One of the most common complaints I hear about the Wi-Fi Alliance is their lack of enforcement and testing around the 802.11 roaming process. The general consensus is that our WLAN’s would work much better if everyone played by the same rules.
Coming from a client vendors perspective, I can say this is far easier said than done!
I recently talked about the “stickiness” of clients at the WLAN Pro’s Conference (#WLPC) in Prague 2018. Thanks to WLAN Pro’s making all those videos freely available you can watch that ten minute talk here.
The crux of the issue is that not all clients are the same. They don’t all perform the same job. And therefore they have very different roaming and connectivity needs.
Do you think an IoT thermometer such as Nest or Ecobee needs to roam very often? And do they care about being disconnected for 60 seconds while this happens? Are there more than one access points in the home where this device is deployed anyway?
How do you think that compares to a VoWLAN client that is highly mobile and needs to maintain a constant stream of very low latency traffic?
They are worlds apart, and there are hundreds of other device categories in between with different needs again. So many so that it might be unreasonable to ask any single organisation (be that the WFA or an infrastructure vendor) to know what every device type needs in order to “own” the roaming process.
This is why I believe we have seen such poor client adoption of 802.11v compared to other amendments like 802.11k and 11r – because the client knows best what it needs and when it can roam, and it doesn’t make sense to hand that decision over to the infrastructure.
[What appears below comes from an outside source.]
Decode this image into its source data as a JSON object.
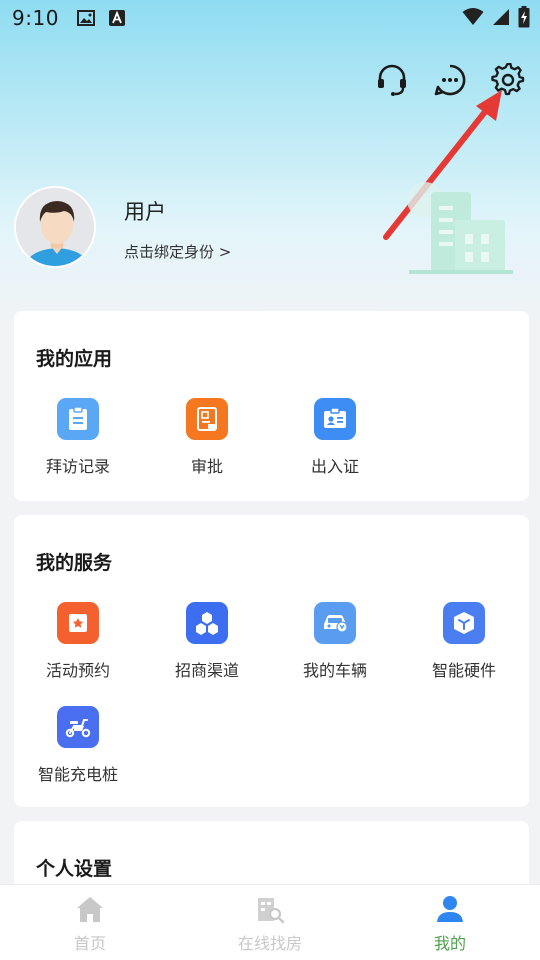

To further compound the problem, a LOT of client device manufacturers don’t even go through the WFA’s certification process. There is no incentive for them to go through the time and cost involved, especially if you’re trying to make a sub-$50 product. So if the WLA did have some way of testing/forcing roaming it might drive even more client device manufacturers away.
What we really need is a better roaming framework from IEEE for the 802.11 standard. LTE devices are far better at roaming than 802.11 because it is written into the standard. Remember though, it is the wide variety of client types that makes this challenging. You speak to any connected vending machine manufacturer about GSM/LTE roaming and they’ll tell you about clients at the cell edge flip-flopping between towers. And I’d predict that there is far more client diversification in 802.11 than LTE.
If the infrastructure is to start dictating roaming, which I don’t disagree is needed, then we need categories of clients, much like with WMM, where each one has different transition parameters. And far better (standardised) sharing of information between the client and the network, so that the right decision can be made.
Yes, testing by the WFA could be good, as then we’d have somewhere to direct purchasers when choosing client devices. But what we really need is a proper set of rules, carefully thought out, and then applied across the 802.11 standard so that all devices know and follow the rules. The WFA don’t set the rules, the IEEE do.